F5 Scan Requirements
The following describes scan requirements when using F5 compliance auditing in Tenable Vulnerability Management, Tenable Security Center, or Tenable Nessus.
Plugin ID: 95388
Credentials
To use this plugin, configure the F5 credential set (Credentials > Miscellaneous).
The plugin requires a special credential set that includes the following items:
Option | Description |
---|---|
Username | (Required) The username for the scanning account on the F5 target. |
Password | (Required) The password for the scanning account on the F5 target. |
Port |
The port to use when connecting to the F5 target. The default is 443. |
HTTPS | When enabled, connects using secure communication (HTTPS). When disabled, connects using standard HTTP. The setting is enabled by default. |
Verify SSL Certificate | When enabled, the plugin verifies the SSL certificates provided by the HTTPS connection. The scan fails if the certificate is not valid. If the target uses a self-signed certificate, you must disable this setting. The setting is enabled by default. |
Configuration Gathering
Target configuration is accessed through the iControl REST API and uses JSON transformations to process data.
Permissions
The account and permissions are version dependent:
-
BIG-IP 11.5.x to 13.0.x must use the Administrator role to access the iControl REST API.

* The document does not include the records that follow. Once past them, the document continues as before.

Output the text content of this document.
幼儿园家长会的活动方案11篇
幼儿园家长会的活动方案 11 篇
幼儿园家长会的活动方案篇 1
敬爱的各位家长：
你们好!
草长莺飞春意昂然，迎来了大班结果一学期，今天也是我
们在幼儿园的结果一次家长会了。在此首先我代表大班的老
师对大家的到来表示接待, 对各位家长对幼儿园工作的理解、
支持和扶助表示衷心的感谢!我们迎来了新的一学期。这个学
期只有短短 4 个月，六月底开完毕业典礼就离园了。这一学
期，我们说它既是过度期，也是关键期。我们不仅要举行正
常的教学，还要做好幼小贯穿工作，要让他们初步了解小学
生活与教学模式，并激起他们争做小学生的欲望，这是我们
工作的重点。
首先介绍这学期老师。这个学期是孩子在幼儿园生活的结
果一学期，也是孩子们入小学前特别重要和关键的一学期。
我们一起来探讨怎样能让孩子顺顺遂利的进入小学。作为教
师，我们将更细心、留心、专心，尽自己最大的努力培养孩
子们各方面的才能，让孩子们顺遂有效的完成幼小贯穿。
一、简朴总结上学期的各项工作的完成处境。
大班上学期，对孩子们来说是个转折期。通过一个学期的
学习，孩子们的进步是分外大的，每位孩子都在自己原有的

- BIG-IP 13.1.x and later, all users have access to the iControl REST API, but need the Auditor role added to the scanning account.
For more information, see the following articles in the F5 knowledge base:
- Overview of iControl permissions
- BIG-IP user account for Nessus scan tool compliance auditing
-
No authentication method for F5 compliance auditing in SecurityCenter Workaround
Offline Scanning
The plugin supports offline scanning of F5 configurations. No permissions or credentials are required for offline scanning, but the results produced will not be associated directly with any asset. Instead, the results show the configuration filename in the Hosts field.
To run an offline scan, upload the F5 configuration as a .txt file to the scan or policy.
To upload a file for offline scanning:
-
Log in to the F5 target (for example, by using SSH).
-
Run the following command:
Copytmsh -c "cd /;list all-properties recursive"
-
Copy the output to a .txt file.
-
(Optional) To analyze multiple configurations, place the files in a .zip file.
-
In the scan or policy with the F5 audit, upload the .txt or .zip file to the F5 config file(s) field.
-
Save and launch the scan or policy.
Checks
Notes
-
Enable plugin debugging to assist with API authentication, responses, and errors.
-
Once enabled, perform a scan, and check f5_compliance_check_debug.log.